The size of the IM exposure and the associated time to breach the regulatory threshold is the key difference for phase five and six firms. Many phase one to four firms exceeded IM thresholds very quickly, some even on day one. In contrast, IM may remain low for phase five and six firms for a long time, or even forever for smaller parties. So, IM monitoring will be sufficient for many, something that wasn’t even an option to firms in earlier phases.
Phase five and six firms require more comprehensive systems support than firms in earlier phases. They may require help with IM calculation and the margining process, as well as settlement. Firms in earlier phases were often able to reuse large parts of their existing infrastructure. They had more advanced risk systems capable of generating the underlying sensitivities, for example, and take-up among TriOptima clients was probably skewed towards collateral management, with many capable of managing their own IM calculations. In contrast, a large degree of phase five and six firms require support for both IM calculation and collateral management, evidenced here at TriOptima by strong adoption of both triCalculate and triResolve Margin.
In earlier phases, IM reconciliation was a day-one priority with close to 100% adoption of AcadiaSoft’s Initial Margin Exposure Manager (IMEM). In contrast, IM exposure will likely take more time to build up here.

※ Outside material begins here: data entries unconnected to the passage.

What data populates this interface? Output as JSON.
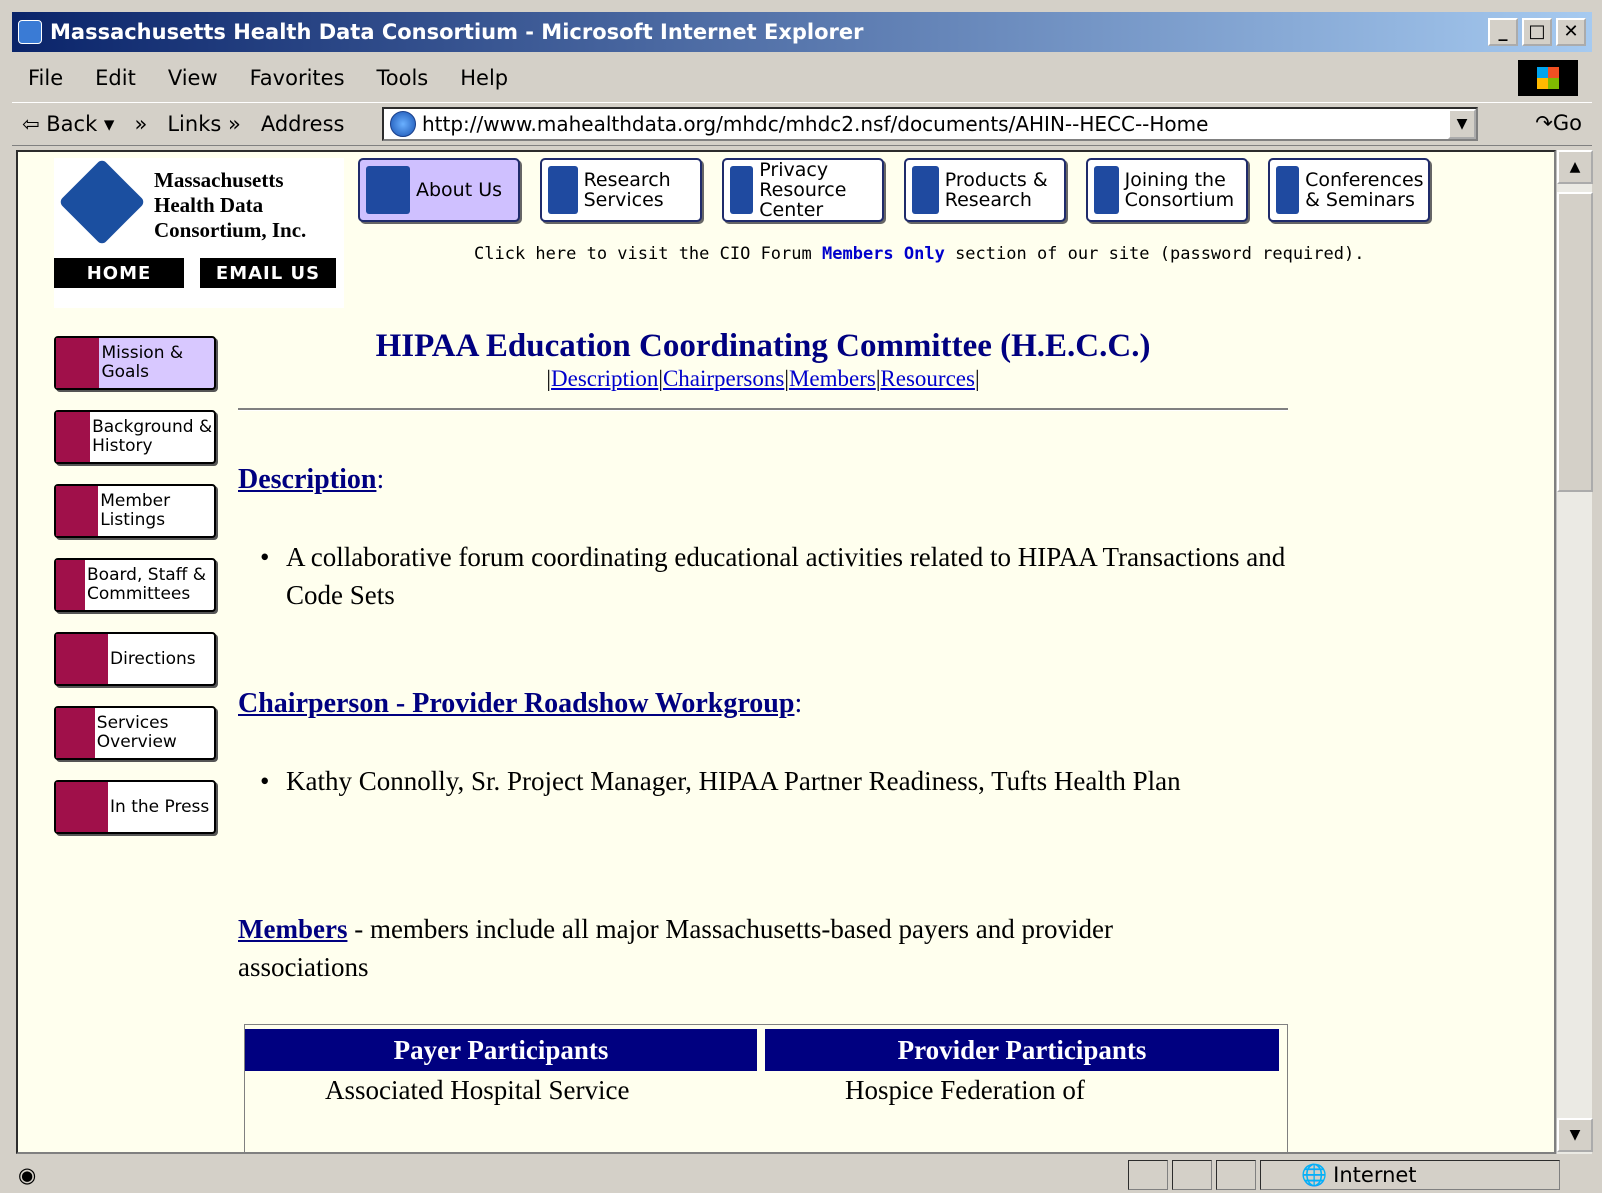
{
  "window": {
    "title": "Massachusetts Health Data Consortium - Microsoft Internet Explorer",
    "min": "_",
    "max": "□",
    "close": "✕"
  },
  "menu": [
    "File",
    "Edit",
    "View",
    "Favorites",
    "Tools",
    "Help"
  ],
  "toolbar": {
    "back": "⇦ Back ▾",
    "chev": "»",
    "links": "Links »",
    "address_label": "Address",
    "url": "http://www.mahealthdata.org/mhdc/mhdc2.nsf/documents/AHIN--HECC--Home",
    "go": "↷Go"
  },
  "logo": {
    "line1": "Massachusetts",
    "line2": "Health Data",
    "line3": "Consortium, Inc.",
    "home": "HOME",
    "email": "EMAIL US"
  },
  "nav": [
    "About Us",
    "Research Services",
    "Privacy Resource Center",
    "Products & Research",
    "Joining the Consortium",
    "Conferences & Seminars"
  ],
  "cio": {
    "before": "Click here to visit the CIO Forum ",
    "link": "Members Only",
    "after": " section of our site (password required)."
  },
  "sidebar": [
    "Mission & Goals",
    "Background & History",
    "Member Listings",
    "Board, Staff & Committees",
    "Directions",
    "Services Overview",
    "In the Press"
  ],
  "main": {
    "title": "HIPAA Education Coordinating Committee (H.E.C.C.)",
    "toc": [
      "Description",
      "Chairpersons",
      "Members",
      "Resources"
    ],
    "desc_heading": "Description",
    "desc_text": "A collaborative forum coordinating educational activities related to HIPAA Transactions and Code Sets",
    "chair_heading": "Chairperson - Provider Roadshow Workgroup",
    "chair_text": "Kathy Connolly, Sr. Project Manager, HIPAA Partner Readiness, Tufts Health Plan",
    "members_link": "Members",
    "members_text": " - members include all major Massachusetts-based payers and provider associations",
    "table": {
      "col1": "Payer Participants",
      "col2": "Provider Participants",
      "row1a": "Associated Hospital Service",
      "row1b": "Hospice Federation of"
    }
  },
  "status": {
    "zone": "Internet"
  }
}
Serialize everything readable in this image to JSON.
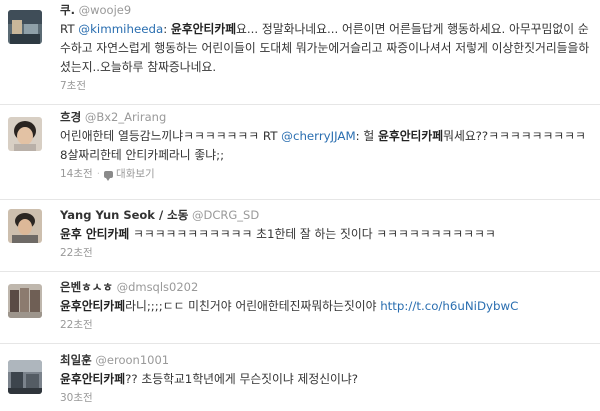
{
  "tweets": [
    {
      "name": "쿠.",
      "handle": "@wooje9",
      "body": {
        "prefix": "RT ",
        "mention": "@kimmiheeda",
        "sep": ": ",
        "hl": "윤후안티카페",
        "rest": "요... 정말화나네요... 어른이면 어른들답게 행동하세요. 아무꾸밈없이 순수하고 자연스럽게 행동하는 어린이들이 도대체 뭐가눈에거슬리고 짜증이나셔서 저렇게 이상한짓거리들을하셨는지..오늘하루 참짜증나네요."
      },
      "time": "7초전"
    },
    {
      "name": "흐경",
      "handle": "@Bx2_Arirang",
      "body": {
        "prefix": "어린애한테 열등감느끼냐ㅋㅋㅋㅋㅋㅋㅋ RT ",
        "mention": "@cherryJJAM",
        "sep": ": 헐 ",
        "hl": "윤후안티카페",
        "rest": "뭐세요??ㅋㅋㅋㅋㅋㅋㅋㅋㅋ8살짜리한테 안티카페라니 좋냐;;"
      },
      "time": "14초전",
      "conversation": "대화보기"
    },
    {
      "name": "Yang Yun Seok / 소동",
      "handle": "@DCRG_SD",
      "body": {
        "hl": "윤후 안티카페",
        "rest": " ㅋㅋㅋㅋㅋㅋㅋㅋㅋㅋㅋ 초1한테 잘 하는 짓이다 ㅋㅋㅋㅋㅋㅋㅋㅋㅋㅋㅋ"
      },
      "time": "22초전"
    },
    {
      "name": "은벤ㅎㅅㅎ",
      "handle": "@dmsqls0202",
      "body": {
        "hl": "윤후안티카페",
        "rest": "라니;;;;ㄷㄷ 미친거야 어린애한테진짜뭐하는짓이야 ",
        "link": "http://t.co/h6uNiDybwC"
      },
      "time": "22초전"
    },
    {
      "name": "최일훈",
      "handle": "@eroon1001",
      "body": {
        "hl": "윤후안티카페",
        "rest": "?? 초등학교1학년에게 무슨짓이냐 제정신이냐?"
      },
      "time": "30초전"
    }
  ]
}
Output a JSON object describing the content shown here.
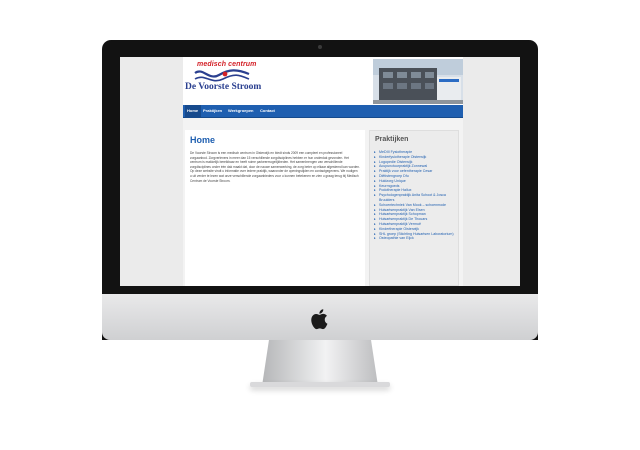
{
  "site": {
    "logo_top": "medisch centrum",
    "logo_main": "De Voorste Stroom"
  },
  "nav": {
    "items": [
      "Home",
      "Praktijken",
      "Werkgroepen",
      "Contact"
    ]
  },
  "content": {
    "title": "Home",
    "intro": "De Voorste Stroom is een medisch centrum in Oisterwijk en biedt sinds 2009 een compleet en professioneel zorgaanbod. Zorgverleners in meer dan 15 verschillende zorgdisciplines hebben er hun onderdak gevonden. Het centrum is makkelijk bereikbaar en heeft ruime parkeermogelijkheden. Het samenbrengen van verschillende zorgdisciplines onder één dak maakt dat, door de nauwe samenwerking, de zorg beter op elkaar afgestemd kan worden. Op deze website vindt u informatie over iedere praktijk, waaronder de openingstijden en contactgegevens. We nodigen u uit verder te lezen wat onze verschillende zorgaanbieders voor u kunnen betekenen en zien u graag terug bij Medisch Centrum de Voorste Stroom."
  },
  "sidebar": {
    "title": "Praktijken",
    "items": [
      "MeDIII Fysiotherapie",
      "Kinderfysiotherapie Oisterwijk",
      "Logopedie Oisterwijk",
      "Acupunctuurpraktijk Zonnewal",
      "Praktijk voor oefentherapie Cesar",
      "Diëtistengroep Dfu",
      "Huidzorg Unique",
      "Keurmgoeds",
      "Podotherapie Hallux",
      "Psychologenpraktijk Anita Schoot & Josca Bruulders",
      "Schoentechniek Van Mook – schoenmode",
      "Huisartsenpraktijk Van Elsen",
      "Huisartsenpraktijk Schopman",
      "Huisartsenpraktijk De Thouars",
      "Huisartsenpraktijk Vermuë",
      "Kindertherapie Oisterwijk",
      "SHL groep (Stichting Huisartsen Laboratorium)",
      "Osteopathie van Eijck"
    ]
  },
  "colors": {
    "brand_blue": "#1f5fb0",
    "logo_red": "#d32027",
    "logo_navy": "#2a3f8f"
  },
  "icons": {
    "device_logo": "apple-logo-icon",
    "list_bullet": "triangle-bullet-icon"
  }
}
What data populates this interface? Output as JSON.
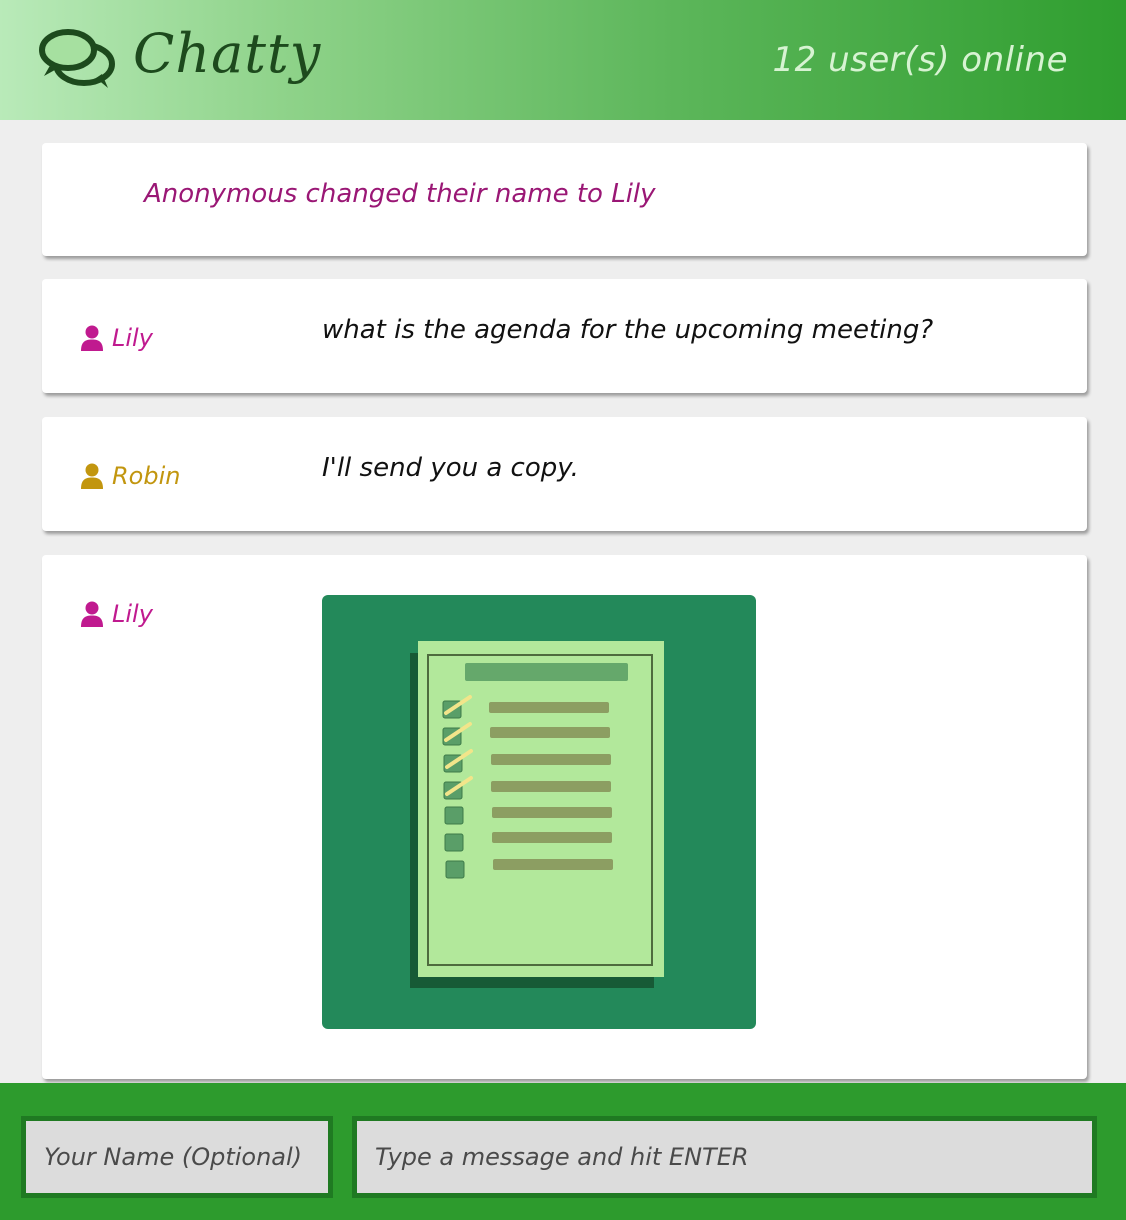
{
  "header": {
    "title": "Chatty",
    "online": "12 user(s) online",
    "logo_icon": "chat-bubbles-icon"
  },
  "messages": [
    {
      "type": "system",
      "text": "Anonymous changed their name to Lily"
    },
    {
      "type": "text",
      "author": "Lily",
      "author_color": "#c01a8f",
      "text": "what is the agenda for the upcoming meeting?"
    },
    {
      "type": "text",
      "author": "Robin",
      "author_color": "#c2960f",
      "text": "I'll send you a copy."
    },
    {
      "type": "image",
      "author": "Lily",
      "author_color": "#c01a8f",
      "image": "checklist-document-icon"
    }
  ],
  "input": {
    "name_placeholder": "Your Name (Optional)",
    "message_placeholder": "Type a message and hit ENTER"
  },
  "colors": {
    "header_end": "#2f9e2f",
    "footer": "#2d9b2d",
    "system_text": "#9a1775",
    "attachment_bg": "#23895a"
  }
}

So, there is less focus on IM reconciliation and it will be interesting to see how firms will fare when they start to exchange IM calls, or perhaps observe their first differences with counterparties since the question of how they are going to manage and resolve IM disputes may have been overlooked. In the VM world, there is a long-established process for portfolio reconciliation using triResolve as a centralized market standard, which can be mirrored for IM through the adoption of a similar standard for IM sensitivity reconciliation by means of IMEM.
To what extent has TriOptima adapted its service offering and operational set-up in preparation for the latter UMR phases?
The first new function we have added is IM monitoring. The addition of a dedicated monitoring dashboard allows clients to measure their own IM (as well as counterparty IM) on a daily basis, to compare it to a local or even an agreed soft threshold, and to receive an automated alert when that limit is breached. At that point, if they move to sign an initial margin CSA, they can seamlessly switch from monitoring to active margining.
The second key change we have introduced is connectivity to custodians & tri-parties with our new SWIFT settlement capability. We recognized early on that the obligation to connect, not just to your own preferred tri-party or custodian, but also to the tri-party of each of your counterparties, posed a significant technical hurdle for firms. And associated with that, a failure to connect to them would create a level of operational risk that is not acceptable to firms, because the alternative would mean logging into custodian portals manually and even sending faxes. Our addition of automated SWIFT connectivity uniquely offers clients connectivity to all 4 tri-party agents, real-time settlement instruction, plus the benefit of consolidated collateral reporting & validation.